The EBEX program flew a long-duration balloon mission launched from Antarctic or other high-latitude facilities employing resources coordinated with Columbia Scientific Balloon Facility and logistics associated with McMurdo Station. Flight operations followed protocols similar to those used by BOOMERanG and SPIDER, with telemetric links and recovery plans coordinated with agencies including NASA and national polar logistics units. The campaign included instrument integration and ground testing at partner institutions such as University of Minnesota and Caltech, pre-flight calibrations using polarized sources and beam mapping in facilities employed by JPL and university laboratories. The flights provided several weeks of stratospheric observing time, subject to environmental constraints and flight termination recovery operations managed with collaboration from NSF-supported Antarctic programs.

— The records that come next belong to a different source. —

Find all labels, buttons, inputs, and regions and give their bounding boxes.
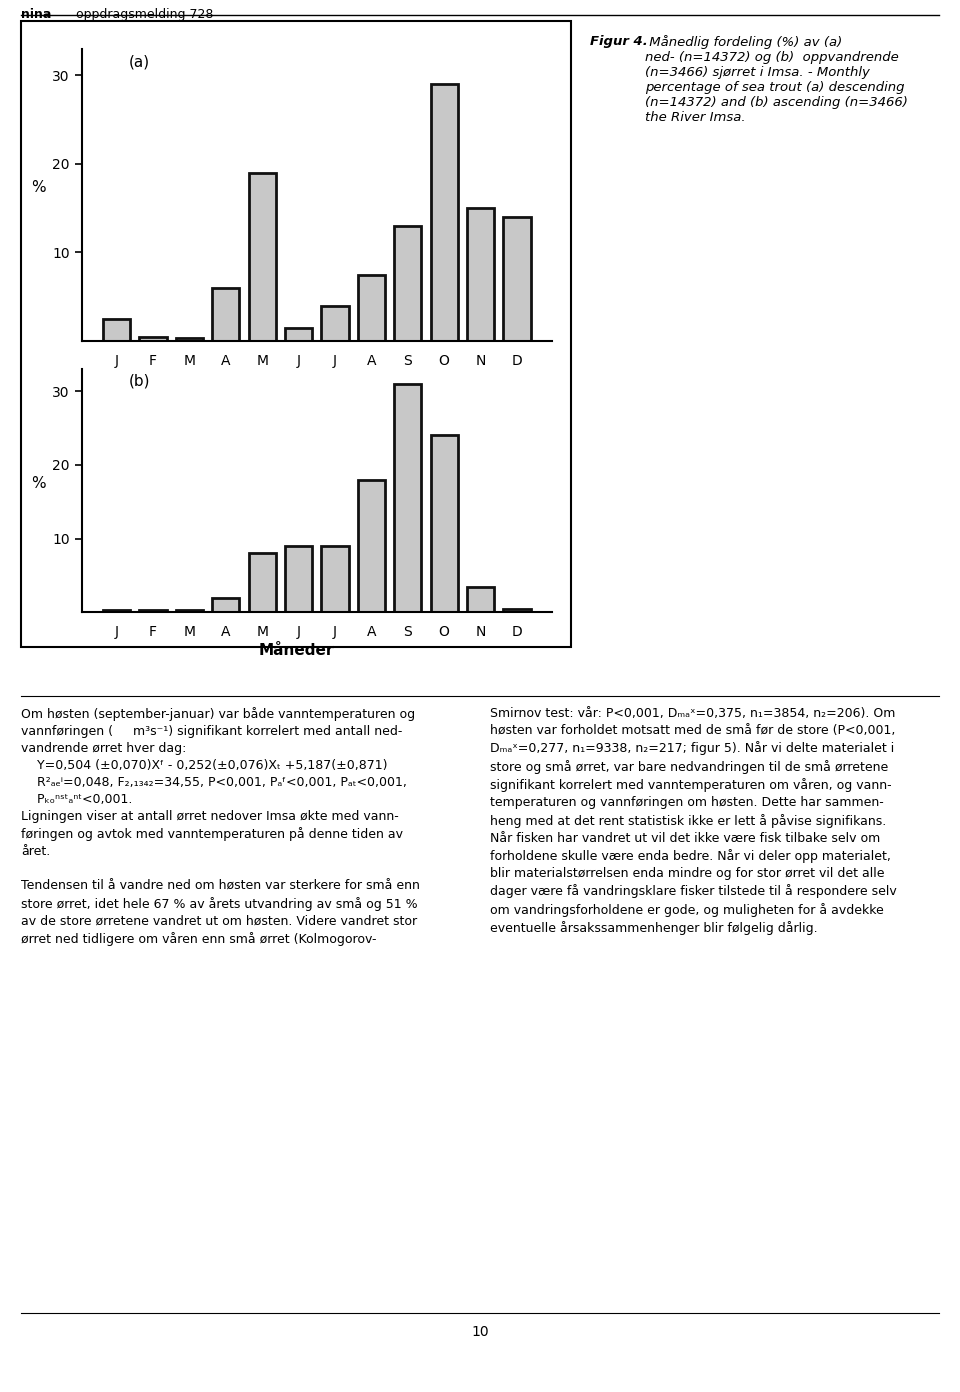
Text: Smirnov test: vår: P<0,001, Dₘₐˣ=0,375, n₁=3854, n₂=206). Om
høsten var forholde: Smirnov test: vår: P<0,001, Dₘₐˣ=0,375, … (490, 707, 897, 935)
Bar (176, 338, 204, 341)
Bar (467, 209, 494, 341)
Bar (430, 436, 458, 612)
Text: 10: 10 (471, 1325, 489, 1339)
Text: (b): (b) (129, 373, 150, 388)
Bar (139, 610, 167, 612)
Bar (322, 546, 348, 612)
Bar (358, 274, 385, 341)
Bar (249, 554, 276, 612)
Y-axis label: %: % (31, 180, 45, 195)
Bar (503, 217, 531, 341)
Bar (139, 337, 167, 341)
Bar (212, 597, 239, 612)
Bar (103, 319, 131, 341)
Text: Figur 4.: Figur 4. (590, 35, 648, 47)
Bar (249, 173, 276, 341)
Text: (a): (a) (129, 54, 150, 70)
Bar (322, 306, 348, 341)
Bar (285, 327, 312, 341)
Text: Månedlig fordeling (%) av (a)
ned- (n=14372) og (b)  oppvandrende
(n=3466) sjørr: Månedlig fordeling (%) av (a) ned- (n=14… (645, 35, 908, 124)
Bar (212, 288, 239, 341)
Text: Om høsten (september-januar) var både vanntemperaturen og
vannføringen (     m³s: Om høsten (september-januar) var både va… (21, 707, 420, 947)
Bar (103, 610, 131, 612)
Text: oppdragsmelding 728: oppdragsmelding 728 (72, 7, 213, 21)
Y-axis label: %: % (31, 476, 45, 490)
Bar (503, 608, 531, 612)
Bar (358, 480, 385, 612)
Text: Måneder: Måneder (258, 643, 334, 658)
Text: nina: nina (21, 7, 52, 21)
Bar (395, 226, 421, 341)
Bar (395, 384, 421, 612)
Bar (176, 610, 204, 612)
Bar (430, 84, 458, 341)
Bar (467, 586, 494, 612)
Bar (285, 546, 312, 612)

EBEX data processing involved time-ordered data (TOD) reduction, instrumental transfer function deconvolution, map-making using maximum-likelihood and pseudo-Cl estimators similar to pipelines developed for Planck (spacecraft), ACT, and SPT, and component separation leveraging methods used by Commander and internal linear combination (ILC) implementations. Systematics mitigation addressed beam asymmetries, polarization angle calibration using astronomical sources like the Crab Nebula (linked to Maxwell Lyapunov-era polarimetry heritage) and instrument-induced polarization from the AHWP. The collaboration released data products and likelihoods used in joint analyses with datasets from BICEP/Keck, Planck Collaboration, and WMAP, contributing to combined cosmological parameter constraints.
The EBEX collaboration comprised researchers from universities and national laboratories including University of Minnesota, California Institute of Technology, Columbia University, University of Pennsylvania, University of British Columbia, and Jet Propulsion Laboratory. Funding and logistical support were provided by agencies such as NASA, the National Science Foundation, and institutional grants from participating universities, with in-kind contributions from partner laboratories including JPL and NIST. The project exemplified interdisciplinary cooperation among experimental cosmology groups, detector development teams, and ballooning operations units common to high-altitude observational programs.